Bonus: the operator could be given access to the otherwise normally hidden "internal monolog" text, to increase control over the output or understand more about the state of the model.
You can't differentiate across the different executions, due to sampling-- but perhaps you don't need to... it doesn't do any gradient descent to perform one shot learning.
I am guessing that this must not work at scale because it's an obvious enough idea and a similar approach for database access (e.g. have it generate keywords from the text, then inject tokens encoding some text search results for those keywords the stream, and skip over them in training and just keep them as context; thus training a model that can use a search to improve its results) must have been tried but I've never heard anyone report it working.
Memory is just association. When Foo is at input, Memory must bring up Bar, Baz, etc., which are in association with Foo, as separate input. It's better if association kind (before, after, inside, together, opposite, same, etc.) will be stored and retrieved by Memory too. Not a hard task to do by today standards.
However, Long Term Memory is orthogonal to AI training. It's kind of "self-attention" mechanism, because LTM need to watch _training process_, and then note what, when and how put input into LTM, and how to associate it with other things, which are already in LTM. In short, LTM requires meta training, to watch a lot of training sessions, to understand that. It will be hard to define proper loss function for LTM, so it may be better to implement LTM as simple non-AI algorithm first. IMHO, for LTM, rate of training convergence can be used as loss function for meta-training of LTM itself.

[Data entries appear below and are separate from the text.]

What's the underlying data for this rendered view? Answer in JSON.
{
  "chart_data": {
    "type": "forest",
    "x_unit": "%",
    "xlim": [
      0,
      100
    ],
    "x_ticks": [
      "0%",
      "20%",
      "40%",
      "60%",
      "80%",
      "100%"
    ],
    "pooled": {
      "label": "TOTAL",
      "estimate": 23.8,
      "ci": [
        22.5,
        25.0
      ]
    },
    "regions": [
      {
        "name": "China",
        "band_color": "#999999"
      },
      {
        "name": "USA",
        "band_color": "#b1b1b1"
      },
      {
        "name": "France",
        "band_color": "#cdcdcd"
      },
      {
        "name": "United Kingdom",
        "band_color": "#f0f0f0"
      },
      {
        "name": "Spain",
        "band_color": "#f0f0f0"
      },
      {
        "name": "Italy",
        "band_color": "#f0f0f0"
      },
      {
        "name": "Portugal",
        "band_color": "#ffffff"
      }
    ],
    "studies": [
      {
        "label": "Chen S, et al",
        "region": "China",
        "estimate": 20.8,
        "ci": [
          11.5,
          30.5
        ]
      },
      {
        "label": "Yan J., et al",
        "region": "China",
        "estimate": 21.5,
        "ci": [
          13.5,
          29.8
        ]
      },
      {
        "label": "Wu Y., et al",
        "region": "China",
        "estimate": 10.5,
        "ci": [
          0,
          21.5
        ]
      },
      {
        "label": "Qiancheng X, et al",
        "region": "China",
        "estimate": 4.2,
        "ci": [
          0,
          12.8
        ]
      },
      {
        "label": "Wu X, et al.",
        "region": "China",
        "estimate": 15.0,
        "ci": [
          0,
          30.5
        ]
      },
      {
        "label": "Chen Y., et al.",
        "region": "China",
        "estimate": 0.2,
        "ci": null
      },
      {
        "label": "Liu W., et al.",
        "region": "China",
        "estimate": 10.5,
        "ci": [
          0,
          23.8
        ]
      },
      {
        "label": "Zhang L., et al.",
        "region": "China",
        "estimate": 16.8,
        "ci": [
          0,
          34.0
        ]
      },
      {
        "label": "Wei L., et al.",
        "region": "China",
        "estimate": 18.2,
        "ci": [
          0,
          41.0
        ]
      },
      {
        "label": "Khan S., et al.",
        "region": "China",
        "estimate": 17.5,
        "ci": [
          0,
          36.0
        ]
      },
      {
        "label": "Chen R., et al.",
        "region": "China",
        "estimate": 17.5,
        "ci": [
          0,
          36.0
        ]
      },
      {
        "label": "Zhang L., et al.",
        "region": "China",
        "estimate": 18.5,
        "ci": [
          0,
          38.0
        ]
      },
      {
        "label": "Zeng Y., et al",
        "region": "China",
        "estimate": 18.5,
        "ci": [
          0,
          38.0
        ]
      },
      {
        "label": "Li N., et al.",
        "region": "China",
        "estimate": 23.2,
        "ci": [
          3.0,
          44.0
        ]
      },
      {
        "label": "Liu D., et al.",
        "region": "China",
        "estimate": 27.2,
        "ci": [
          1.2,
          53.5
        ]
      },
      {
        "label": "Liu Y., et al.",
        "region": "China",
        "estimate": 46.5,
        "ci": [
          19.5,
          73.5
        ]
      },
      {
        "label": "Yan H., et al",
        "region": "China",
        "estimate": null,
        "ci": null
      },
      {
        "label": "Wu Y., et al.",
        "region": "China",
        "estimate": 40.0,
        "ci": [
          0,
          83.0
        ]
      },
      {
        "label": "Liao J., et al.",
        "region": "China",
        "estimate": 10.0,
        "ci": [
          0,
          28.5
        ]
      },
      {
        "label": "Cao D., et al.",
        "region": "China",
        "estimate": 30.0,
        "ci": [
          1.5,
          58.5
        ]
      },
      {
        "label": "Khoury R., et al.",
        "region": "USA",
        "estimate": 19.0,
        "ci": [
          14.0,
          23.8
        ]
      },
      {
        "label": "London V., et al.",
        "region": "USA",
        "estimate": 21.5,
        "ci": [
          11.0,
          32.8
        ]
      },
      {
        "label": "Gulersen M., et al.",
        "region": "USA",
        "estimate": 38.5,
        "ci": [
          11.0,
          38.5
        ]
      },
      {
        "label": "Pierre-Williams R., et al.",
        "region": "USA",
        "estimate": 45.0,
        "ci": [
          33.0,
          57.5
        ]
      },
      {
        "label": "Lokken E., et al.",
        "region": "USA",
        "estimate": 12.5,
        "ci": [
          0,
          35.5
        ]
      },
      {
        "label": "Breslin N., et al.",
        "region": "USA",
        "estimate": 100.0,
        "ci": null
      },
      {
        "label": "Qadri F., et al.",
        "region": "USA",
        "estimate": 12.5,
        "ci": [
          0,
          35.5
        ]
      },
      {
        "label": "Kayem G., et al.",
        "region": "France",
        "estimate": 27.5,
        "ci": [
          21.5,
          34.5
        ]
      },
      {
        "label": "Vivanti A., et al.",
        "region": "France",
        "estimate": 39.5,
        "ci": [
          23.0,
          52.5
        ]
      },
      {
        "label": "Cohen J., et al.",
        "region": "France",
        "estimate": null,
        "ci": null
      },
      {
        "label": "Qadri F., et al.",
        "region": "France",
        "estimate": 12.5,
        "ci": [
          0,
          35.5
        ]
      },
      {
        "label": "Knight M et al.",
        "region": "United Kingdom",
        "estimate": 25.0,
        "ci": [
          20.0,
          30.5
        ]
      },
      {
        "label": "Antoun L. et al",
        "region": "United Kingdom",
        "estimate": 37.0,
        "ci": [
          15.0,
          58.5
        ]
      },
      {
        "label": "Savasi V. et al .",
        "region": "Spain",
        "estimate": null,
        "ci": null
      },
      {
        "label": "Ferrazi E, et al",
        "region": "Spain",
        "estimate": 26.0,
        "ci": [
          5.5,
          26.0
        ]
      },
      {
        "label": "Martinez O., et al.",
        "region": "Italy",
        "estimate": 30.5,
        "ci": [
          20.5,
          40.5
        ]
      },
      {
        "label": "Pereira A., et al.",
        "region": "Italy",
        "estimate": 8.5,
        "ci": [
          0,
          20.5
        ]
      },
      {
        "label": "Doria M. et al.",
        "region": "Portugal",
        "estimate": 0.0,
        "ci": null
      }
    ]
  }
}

BTW, LTM also need a way to translate between input encoding, or single input encoding must be used for all trainings.
Also, when bringing up associations (memories) for Foo, LTM can also bring up associations for Bar, Baz, etc. For example, LTM can bring up 10 direct (tier 1) associations for Foo, then 3 tier 2 main associations for Bar, Baz, etc., then 1 tier 3 association for tier 2 associations, and so on, up to e.g. 7 tiers. Beware, it can lead to "inner monologue" of machine. :-)
Actually, the way I see it, Transformer is a direct descendent of memory-based architectures (NTM, MemNet, stack-based RNNs...) that is both expressive and easy to train.
But you are right, they are trained on next word prediction so there’s no long term memory. I imagine people are working on transformers with a memory bank. But RNNs seem to be the brute force solution here... what I am guessing is that you need to maintain some kind of index to decide where to backprop. If it hasn’t been discovered yet, I bet it will be some kind of bloom filter.
Because they generalize. Char-RNN learn to balance parenthesis separated by a longer distance than the BPTT window because they've learned that counting parenthesis is useful for prediction based on parenthetical statements shorter than the BPTT window.